La tercera fuerza en el pensamiento del XVII

Hacía tiempo que no retomaba el Proyecto Umin, antes de vacaciones no está de más dedicar unas líneas a algo que me ronda por la cabeza pero que desconozco como terminará. Este proyecto se lo debo completamente a una persona que guardo en mi corazón: Fernando Conde Torrens y a su investigación sobre las raíces del cristianismo que se puede encontrar en su blog. Gracias a sus conocimientos – que puso al alcance de cualquier persona – un mundo distinto se abrió ante mí, empecé a descubrir una forma nueva de mirar a la historia de la humanidad.

Para este post me basaré como otras veces en el libro “IDEAS: Historia Intelectual de la Humanidad”. Durante muchos siglos el pueblo católico conocía el dogma de fe a través de las verdades supuestamente reveladas que la Iglesia iba dando a conocer ya que el estudio de la Biblia estaba reservada al ámbito de los eruditos y teólogos, pero algo cambió a partir de la década del 1520, las traducciones de la Biblia a las lenguas vernáculas acercaron las Escrituras a las masas y desde entonces la gente empezó a discrepar, comenzó a tomar importancia tanto lo que no se decía en las Escrituras como lo que sí. A finales del siglo XVI se habían descubierto tal cantidad de contradicciones e inconsistencias, y habían surgido tantas sectas y puntos de vista teológicos al respecto que se hacía casi imposible decidir cuál era la verdadera fe.

Biblia Iluminada

En el siglo XVII apareció lo que vino a denominarse la tercera fuerza en el pensamiento de ese siglo, fue el crecimiento de la duda que recorrió cuatro fases o etapas: el supernaturalismo racionalista, el deísmo, el escepticismo y el ateísmo desarrollado.

En la primera etapa se sostenían ideas sobre la religión y en particular sobre el cristianismo que consideraban que las religiones eran un conjunto de proposiciones racionales que debían apoyarse en la lógica. Dentro de los supernaturalistas racionalistas estaba John Locke que creía que el cristianismo era una religión muy razonable, sostenía que los milagros podían estar por encima de la razón pero no contrarios a ella.
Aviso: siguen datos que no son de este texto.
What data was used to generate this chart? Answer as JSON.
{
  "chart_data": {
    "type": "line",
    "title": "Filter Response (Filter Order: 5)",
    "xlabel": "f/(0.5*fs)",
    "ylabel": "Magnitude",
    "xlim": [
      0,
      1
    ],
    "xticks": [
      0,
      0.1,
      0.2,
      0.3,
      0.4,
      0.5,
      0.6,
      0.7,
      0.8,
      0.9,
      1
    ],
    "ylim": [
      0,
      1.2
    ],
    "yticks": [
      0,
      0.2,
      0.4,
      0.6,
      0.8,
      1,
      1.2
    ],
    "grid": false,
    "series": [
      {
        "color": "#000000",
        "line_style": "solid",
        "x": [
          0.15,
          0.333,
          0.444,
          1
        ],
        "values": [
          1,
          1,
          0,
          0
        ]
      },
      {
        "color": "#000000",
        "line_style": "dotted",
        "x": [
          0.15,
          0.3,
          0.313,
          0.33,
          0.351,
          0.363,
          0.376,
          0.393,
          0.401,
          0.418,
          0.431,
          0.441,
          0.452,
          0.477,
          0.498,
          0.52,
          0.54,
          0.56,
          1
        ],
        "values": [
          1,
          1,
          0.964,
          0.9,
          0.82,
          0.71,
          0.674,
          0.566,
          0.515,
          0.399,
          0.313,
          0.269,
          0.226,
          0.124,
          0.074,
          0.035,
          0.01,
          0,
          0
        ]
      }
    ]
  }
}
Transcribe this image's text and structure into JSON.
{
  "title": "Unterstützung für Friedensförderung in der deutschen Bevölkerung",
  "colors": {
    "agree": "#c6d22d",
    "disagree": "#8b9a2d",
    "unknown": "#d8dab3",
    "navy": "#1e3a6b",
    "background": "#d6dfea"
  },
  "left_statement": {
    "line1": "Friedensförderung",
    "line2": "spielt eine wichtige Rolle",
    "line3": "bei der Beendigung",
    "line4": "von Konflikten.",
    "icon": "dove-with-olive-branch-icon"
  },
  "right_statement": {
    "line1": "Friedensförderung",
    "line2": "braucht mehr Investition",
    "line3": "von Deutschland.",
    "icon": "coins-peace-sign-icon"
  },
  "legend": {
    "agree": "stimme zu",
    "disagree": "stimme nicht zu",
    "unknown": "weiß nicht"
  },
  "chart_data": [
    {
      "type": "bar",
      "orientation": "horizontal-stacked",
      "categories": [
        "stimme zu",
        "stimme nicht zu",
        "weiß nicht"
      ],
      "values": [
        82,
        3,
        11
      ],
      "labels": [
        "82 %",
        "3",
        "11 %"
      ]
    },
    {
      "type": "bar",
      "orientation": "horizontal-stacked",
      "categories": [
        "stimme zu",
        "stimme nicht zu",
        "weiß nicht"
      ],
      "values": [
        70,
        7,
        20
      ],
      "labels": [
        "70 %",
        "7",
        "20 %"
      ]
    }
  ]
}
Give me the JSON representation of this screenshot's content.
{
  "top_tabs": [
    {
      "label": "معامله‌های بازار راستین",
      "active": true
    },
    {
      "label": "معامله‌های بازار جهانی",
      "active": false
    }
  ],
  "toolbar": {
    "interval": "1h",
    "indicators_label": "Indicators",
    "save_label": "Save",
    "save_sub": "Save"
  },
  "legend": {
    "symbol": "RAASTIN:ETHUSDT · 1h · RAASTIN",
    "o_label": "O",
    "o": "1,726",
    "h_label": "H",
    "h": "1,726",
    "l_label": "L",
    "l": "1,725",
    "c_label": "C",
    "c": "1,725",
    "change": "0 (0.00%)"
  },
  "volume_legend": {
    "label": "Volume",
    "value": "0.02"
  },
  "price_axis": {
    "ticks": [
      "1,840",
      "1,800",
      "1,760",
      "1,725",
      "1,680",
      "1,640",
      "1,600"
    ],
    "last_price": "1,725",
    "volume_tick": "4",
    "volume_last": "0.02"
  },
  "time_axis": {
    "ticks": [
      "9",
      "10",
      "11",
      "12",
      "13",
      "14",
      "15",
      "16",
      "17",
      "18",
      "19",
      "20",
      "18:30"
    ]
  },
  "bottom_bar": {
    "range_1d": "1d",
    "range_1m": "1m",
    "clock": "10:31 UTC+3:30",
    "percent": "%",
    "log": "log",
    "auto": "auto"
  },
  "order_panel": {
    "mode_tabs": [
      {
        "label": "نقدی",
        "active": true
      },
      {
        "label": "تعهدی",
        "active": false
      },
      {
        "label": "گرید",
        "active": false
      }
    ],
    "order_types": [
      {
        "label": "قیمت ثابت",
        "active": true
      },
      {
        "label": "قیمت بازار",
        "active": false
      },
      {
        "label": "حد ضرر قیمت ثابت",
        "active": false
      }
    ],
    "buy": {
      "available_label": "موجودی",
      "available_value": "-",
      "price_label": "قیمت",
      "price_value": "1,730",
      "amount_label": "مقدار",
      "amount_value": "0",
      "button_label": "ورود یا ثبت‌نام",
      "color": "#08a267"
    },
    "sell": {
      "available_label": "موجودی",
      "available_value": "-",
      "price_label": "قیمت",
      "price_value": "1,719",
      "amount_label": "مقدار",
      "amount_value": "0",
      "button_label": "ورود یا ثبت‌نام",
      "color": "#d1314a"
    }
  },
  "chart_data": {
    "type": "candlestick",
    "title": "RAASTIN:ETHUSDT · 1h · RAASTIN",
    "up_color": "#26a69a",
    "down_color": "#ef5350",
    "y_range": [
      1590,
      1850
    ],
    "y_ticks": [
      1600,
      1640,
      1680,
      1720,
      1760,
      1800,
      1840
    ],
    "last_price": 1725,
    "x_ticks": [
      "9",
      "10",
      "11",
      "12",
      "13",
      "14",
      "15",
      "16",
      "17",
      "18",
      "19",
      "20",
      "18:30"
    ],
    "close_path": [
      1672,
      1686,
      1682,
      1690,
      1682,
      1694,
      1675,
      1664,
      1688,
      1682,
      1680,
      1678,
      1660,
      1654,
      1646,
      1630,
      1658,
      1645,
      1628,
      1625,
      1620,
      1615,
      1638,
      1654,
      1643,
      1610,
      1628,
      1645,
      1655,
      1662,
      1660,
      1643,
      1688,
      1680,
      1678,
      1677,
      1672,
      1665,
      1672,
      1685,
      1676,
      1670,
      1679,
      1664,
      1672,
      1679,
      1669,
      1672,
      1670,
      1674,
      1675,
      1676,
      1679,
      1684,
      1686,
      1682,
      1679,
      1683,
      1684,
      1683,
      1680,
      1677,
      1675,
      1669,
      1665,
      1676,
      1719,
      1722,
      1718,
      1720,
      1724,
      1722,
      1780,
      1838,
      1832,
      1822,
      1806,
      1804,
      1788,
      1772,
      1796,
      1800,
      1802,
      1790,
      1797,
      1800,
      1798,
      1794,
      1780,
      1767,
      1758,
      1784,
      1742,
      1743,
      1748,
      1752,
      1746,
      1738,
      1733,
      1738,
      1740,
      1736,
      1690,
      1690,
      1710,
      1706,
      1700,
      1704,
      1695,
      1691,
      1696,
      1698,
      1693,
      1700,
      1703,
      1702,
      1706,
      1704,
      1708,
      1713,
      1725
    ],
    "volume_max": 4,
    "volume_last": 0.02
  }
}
La revelación verdadera tenía que ajustarse o coincidir con la razón.

John Locke

En la etapa deísta los que seguían esta corriente creían en Dios pero no en Jesucristo, opinaban que la religión no necesitaba apoyarse en milagros y profecías, además la mayoría iban en contra del clero y de la idea de intercesión. Esta idea colocaba al clero entre Dios y el hombre, y permitía a los sacerdotes unos privilegios que no estaban reproducidos en las Escrituras. El deísta más conocido fue Voltaire, consideraba que los milagros eran fraudes y que la Biblia no era un libro sagrado, para este filósofo francés el cristianismo sólo estaba justificado para las clases más bajas como mecanismo de cohesión social, pero las clases altas y educadas debían seguir el gran libro de la naturaleza, escrito y sellado por Dios. Otro deísta fue Jean Jacques Rousseau que quería que el deísmo fuera la religión civil de Francia, una religión preocupada por la justicia y la caridad hacia el prójimo.

Voltaire

Del deísmo se pasó al escepticismo, estos pensaban que las creencias religiosas y sus libros se basan en la ignorancia y que eran material inútil. Esto eran lo que pensaban personajes como Thomas Hobbes, Pierre Bayle y David Hume, entre otros. Hume decía que la concepción antropomórfica de la divinidad era absurda: “No podemos conocer el todo a partir del conocimiento de una parte, ¿o acaso el conocer una hoja nos dice algo sobre lo que es un árbol?”.

David Hume

Los escépticos no afirmaban categóricamente que no creían en Dios, esto se dio en la cuarta etapa, con el ateísmo desarrollado que también eran llamados mecanicistas porque creían en un universo mecánico. Estos afirmaban que los conceptos de Dios y de lo sobrenatural eran invención del hombre primitivo que no entendía los fenómenos naturales y defendían que una moral aceptable no tenía que depender necesariamente de una religión, esto es lo que decía por ejemplo el alemán Paul Henry.

Con todo ello, los ataques a la verdad bíblica proliferaban y pusieron en un gran aprieto a la cúpula clerical, se produjo un declive en la fe y se estimuló una nueva forma de entender el mundo. A principios del siglo XIX el estudio del Nuevo Testamento fue el tema central de los eruditos y esta investigación llevó incluso a cuestionar la existencia de Jesus como personaje histórico, haciendo temblar los cimientos del cristianismo. He aquí que llegamos a un auténtico misil a la línea de flotación de esta religión: la obra “La vida de Jesús, examen crítico” de David Straus en 1835, pero eso será otro día.